The court considered that the buyer’s counsel had used a precedent from a prior deal and circulated several iterations of the agreements. Also, the buyer had a delayed closing in that prior year but did not adjust dates based on the delayed closing. There had also been discussions whether to change the company’s fiscal year to a standard calendar year. In fact, in June 2013, the buyer’s accountants reviewed the acquisition agreement and commented on the fact that the agreement referred to fiscal years and that they thought the intent was to change to a 12/31 calendar year end. However, the parties never changed the dates in the draft agreement.
The court also noted that there were several delays, but eventually the parties targeted a January 2014 closing. During this period, they reviewed the documents and reopened and renegotiated a few points, including other points on the earn-out, but the sellers did not at that time make any comments on the dates for the earn-out period. Throughout this period, the buyer used outside counsel, but the sellers decided to negotiate without formally involving outside counsel and without retaining U.S. counsel. They consulted with their New Zealand solicitor but “he did not play a meaningful role in the negotiations.”
The court stated that the party seeking reformation must show “that it was mistaken about the contents of the final, written agreement” and that “either its counterparty was similarly mistaken (mutual mistake) or that its counterparty “knew of … [the] mistake and remained silent” so as to take advantage of the error. The court held that while the sellers had a mistaken belief as to how the earn-out period and put-call period mechanism would be measured, the sellers did not prove that the buyer was similarly mistaken. While the sellers testified that they believed the dates would be updated to run for three years from closing, they never attempted to actually update the dates. The buyers testified that they believed they had always agreed to specific dates and not a three year period from closing.

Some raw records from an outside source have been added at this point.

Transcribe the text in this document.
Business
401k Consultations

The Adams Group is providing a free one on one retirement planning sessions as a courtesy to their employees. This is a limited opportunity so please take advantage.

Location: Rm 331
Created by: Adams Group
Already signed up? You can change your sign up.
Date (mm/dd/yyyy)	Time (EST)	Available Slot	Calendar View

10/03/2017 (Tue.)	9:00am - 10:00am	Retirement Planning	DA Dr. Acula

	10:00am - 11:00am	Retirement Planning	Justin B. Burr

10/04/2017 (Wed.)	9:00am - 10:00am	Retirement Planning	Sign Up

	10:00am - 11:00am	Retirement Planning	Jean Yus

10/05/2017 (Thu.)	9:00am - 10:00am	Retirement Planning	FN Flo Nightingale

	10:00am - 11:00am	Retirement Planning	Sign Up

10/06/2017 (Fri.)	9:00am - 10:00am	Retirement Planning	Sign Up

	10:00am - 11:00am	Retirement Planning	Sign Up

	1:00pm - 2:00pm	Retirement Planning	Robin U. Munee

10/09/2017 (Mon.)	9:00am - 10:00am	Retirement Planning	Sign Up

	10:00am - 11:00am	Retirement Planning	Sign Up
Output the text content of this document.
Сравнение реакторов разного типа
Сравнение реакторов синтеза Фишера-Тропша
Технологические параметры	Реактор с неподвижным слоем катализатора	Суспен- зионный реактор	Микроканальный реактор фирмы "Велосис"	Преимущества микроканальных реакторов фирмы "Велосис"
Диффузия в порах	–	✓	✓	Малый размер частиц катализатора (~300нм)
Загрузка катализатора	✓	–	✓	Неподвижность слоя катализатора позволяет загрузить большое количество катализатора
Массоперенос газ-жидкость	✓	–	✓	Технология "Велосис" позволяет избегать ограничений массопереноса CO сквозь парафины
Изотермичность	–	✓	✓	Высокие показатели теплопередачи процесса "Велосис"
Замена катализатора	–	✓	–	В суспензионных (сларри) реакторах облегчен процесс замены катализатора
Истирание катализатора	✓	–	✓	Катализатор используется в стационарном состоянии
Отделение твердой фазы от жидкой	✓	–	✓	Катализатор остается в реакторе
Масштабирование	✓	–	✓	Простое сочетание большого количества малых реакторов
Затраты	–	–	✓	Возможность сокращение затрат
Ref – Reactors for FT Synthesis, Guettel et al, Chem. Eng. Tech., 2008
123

They argued that they assumed the dates would not change despite the delayed closing because they had priced the deal based on the situation in early 2013. While the sellers did prove that the buyer came to understand that the sellers had made a mistake, this did not happen until the dispute arose over the earn-out period and not during the negotiations or at signing.
Finally, the court said that “regardless of whether the plaintiff was relying on mutual mistake or unilateral mistake”, the sellers needed to prove by clear and convincing evidence that the parties came to a specific prior understanding that differed materially from the written agreement. The only evidence that the court had of a prior understanding was a term sheet that referred to fiscal years 2014, 2015 and 2016 which at the time of the term sheet would have meant the then effective fiscal year end of March 31. Therefore, there was no prior understanding for the court to enforce.
Earn-outs are always a potential source of difficult negotiations and often result in disputes in an acquisition as the party relying on the earn-out is rarely in control of the business operations during the earn-out period. This generally leads to extensive and detailed negotiations of measurement periods, milestones or targets, and provisions for controls or acceleration triggers to protect the selling parties. Parties should not negotiate these types of arrangements without advice from counsel or other third parties with significant experience in dealing with the practical implications of implementation of the formulas and terms of the agreement. This case should be a warning for parties to pay particular attention to these matters before finalizing any agreement, especially in the case where there are delays or other modifications to the deal that could impact the originally contemplated parameters.